La politique d’installation et de transmission en agriculture passée au crible
La Cour des comptes a été saisie le 18 janvier 2022 par le président de la Commission des finances du Sénat, d’une demande d’enquête portant sur l’installation des agriculteurs et la transmission des exploitations agricoles. L’enquête révèle une inadéquation de la politique actuelle prenant trop peu en compte la diversité de l’agriculture et un système d’aides qui bénéficie essentiellement aux moins de 40 ans. La question du renouvellement des générations est pourtant cruciale comme l’ont montré les chiffres du dernier recensement agricole : de plus de 2,5 millions en 1955, la population des exploitants est passée à 764 000 en 2000 et à 496 000 en 2020. Corollaire de cette évolution, le nombre des exploitations agricoles a diminué aussi fortement, pour se situer en France métropolitaine à 389 000 en 2020.
Un accompagnement à l’installation lacunaire
Le programme d’accompagnement à l’installation et à la transmission en agriculture (AITA) souffre de plusieurs lacunes tandis que se diversifient les pratiques et l’origine professionnelle et familiale des candidats à l’installation, constate la Cour des comptes : « les structures chargées d’accueillir et de conseiller les candidats sont insuffisamment ouvertes à la diversité des modèles agricoles ». Le manque d’individualisation des plans de professionnalisation personnalisés (PPP) et la méconnaissance des flux de population sont également épinglés. En 2021, les points « accueil installation » et les centres d’élaboration du plan de professionnalisation personnalisé (CEPPP), principaux dispositifs du programme, ont accueilli respectivement 20 786 et 7 600 candidats.
Conséquence, « les objectifs de recours à la dotation jeune agriculteur ne sont pas atteints », environ la moitié de la population éligible ne la demande pas.
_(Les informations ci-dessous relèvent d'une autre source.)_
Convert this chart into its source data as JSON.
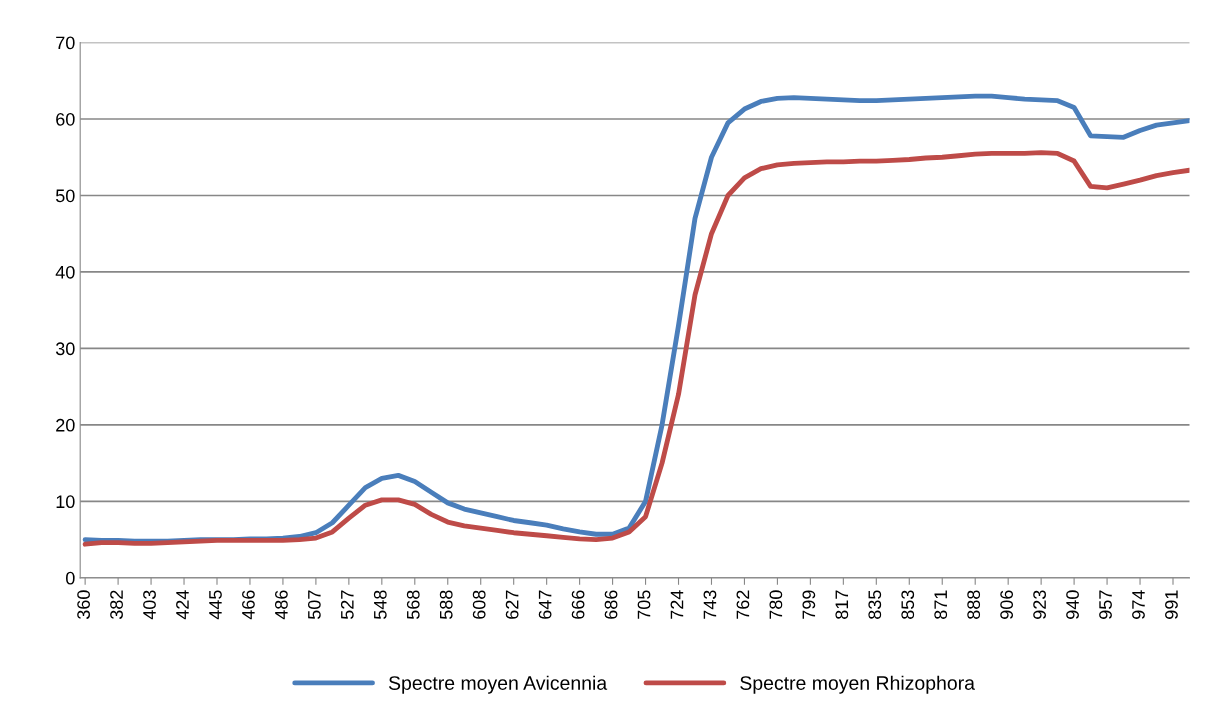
{
  "chart_data": {
    "type": "line",
    "categories": [
      "360",
      null,
      "382",
      null,
      "403",
      null,
      "424",
      null,
      "445",
      null,
      "466",
      null,
      "486",
      null,
      "507",
      null,
      "527",
      null,
      "548",
      null,
      "568",
      null,
      "588",
      null,
      "608",
      null,
      "627",
      null,
      "647",
      null,
      "666",
      null,
      "686",
      null,
      "705",
      null,
      "724",
      null,
      "743",
      null,
      "762",
      null,
      "780",
      null,
      "799",
      null,
      "817",
      null,
      "835",
      null,
      "853",
      null,
      "871",
      null,
      "888",
      null,
      "906",
      null,
      "923",
      null,
      "940",
      null,
      "957",
      null,
      "974",
      null,
      "991",
      null
    ],
    "series": [
      {
        "name": "Spectre moyen Avicennia",
        "color": "#4a7ebb",
        "values": [
          5.0,
          4.9,
          4.9,
          4.8,
          4.8,
          4.8,
          4.9,
          5.0,
          5.0,
          5.0,
          5.1,
          5.1,
          5.2,
          5.4,
          5.9,
          7.2,
          9.5,
          11.8,
          13.0,
          13.4,
          12.6,
          11.2,
          9.8,
          9.0,
          8.5,
          8.0,
          7.5,
          7.2,
          6.9,
          6.4,
          6.0,
          5.7,
          5.7,
          6.5,
          10.0,
          20.0,
          33.0,
          47.0,
          55.0,
          59.5,
          61.3,
          62.3,
          62.7,
          62.8,
          62.7,
          62.6,
          62.5,
          62.4,
          62.4,
          62.5,
          62.6,
          62.7,
          62.8,
          62.9,
          63.0,
          63.0,
          62.8,
          62.6,
          62.5,
          62.4,
          61.5,
          57.8,
          57.7,
          57.6,
          58.5,
          59.2,
          59.5,
          59.8
        ]
      },
      {
        "name": "Spectre moyen Rhizophora",
        "color": "#be4b48",
        "values": [
          4.4,
          4.6,
          4.6,
          4.5,
          4.5,
          4.6,
          4.7,
          4.8,
          4.9,
          4.9,
          4.9,
          4.9,
          4.9,
          5.0,
          5.2,
          6.0,
          7.8,
          9.5,
          10.2,
          10.2,
          9.6,
          8.3,
          7.3,
          6.8,
          6.5,
          6.2,
          5.9,
          5.7,
          5.5,
          5.3,
          5.1,
          5.0,
          5.2,
          6.0,
          8.0,
          15.0,
          24.0,
          37.0,
          45.0,
          50.0,
          52.3,
          53.5,
          54.0,
          54.2,
          54.3,
          54.4,
          54.4,
          54.5,
          54.5,
          54.6,
          54.7,
          54.9,
          55.0,
          55.2,
          55.4,
          55.5,
          55.5,
          55.5,
          55.6,
          55.5,
          54.5,
          51.2,
          51.0,
          51.5,
          52.0,
          52.6,
          53.0,
          53.3
        ]
      }
    ],
    "ylim": [
      0,
      70
    ],
    "yticks": [
      0,
      10,
      20,
      30,
      40,
      50,
      60,
      70
    ],
    "grid": "y",
    "legend": "bottom",
    "marker": "none",
    "line_style": "solid"
  }
}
En parallèle, les candidats de plus de 40 ans (non éligibles), en général extérieurs au parcours agricole classique, certains en reconversion professionnelle soit un tiers des installations, ne peuvent prétendre qu’à 9 % des aides publiques consacrées à l’installation, explique la Cour des comptes.
Alors que démarre un nouveau cycle de la PAC et que les régions voient leurs pouvoirs renforcés, un rééquilibrage des dispositifs en faveur des plus de 40 ans, de même qu’une approche territoriale et orientée vers la durabilité économique, sociale et environnementale des exploitations sont recommandés par les magistrats financiers.
Une politique de transmission peu investie
La politique de transmission des exploitations agricoles est également pointée du doigt. « Le volet transmission reste peu investi, signe d’une approche plus patrimoniale qu’économique de cette étape de la vie des exploitations. À l’exception des mesures fiscales, les outils proposés par l’État sont utilisés par peu de cédants, pour environ 1 M€ par an ».
Les sources d’information précises et objectives susceptibles d’éclairer les agriculteurs dans leurs projets de fin d’activité sont « rares et peu accessibles ». De même, « l’information sur les actions menées, les moyens engagés et les initiatives déployées sur l’ensemble du territoire pour accompagner les cessions et les transmissions fait défaut ».
Par ailleurs, certaines difficultés structurelles entravent la transmission et l’installation : prix des exploitations complexes à fixer, marché peu transparent, inadéquation entre exploitations à céder et souhaits des nouveaux agriculteurs, concurrence entre installation et agrandissement, concurrence de générations entre nouveaux agriculteurs et propriétaires recourant au travail délégué. « Ces freins structurels devraient être mieux pris en considération par les exploitants afin de garantir à tout moment la meilleure transmissibilité de leur exploitation et par les pouvoirs publics afin de mieux adapter les politiques ».
Quelles recommandations ?
Face à ce constat, les magistrats financiers proposent quatre recommandations :
- Mettre en place un réseau d’observatoires régionaux alimentant l’observatoire national de l’installation-transmission (ONIT) selon un protocole commun de recueil des données ;
- Conditionner la désignation des structures chargées du programme d’accompagnement à l’installation et à la transmission, à l’engagement de nouer des partenariats représentatifs des divers modèles agricoles et en contrôler le respect ;
- Réaliser un bilan du fonctionnement des répertoires départ-installation, assurer leur mise en réseau et constituer une base nationale permettant des extractions régionales ;
- Renforcer l’accompagnement des cédants souhaitant transmettre leur exploitation par un « bouquet transmission » (diagnostic d’exploitation et conseil, inscription au répertoire départ installation, coopération test sur un an, transmission globale du foncier) et prévoir un guichet unique d’instruction.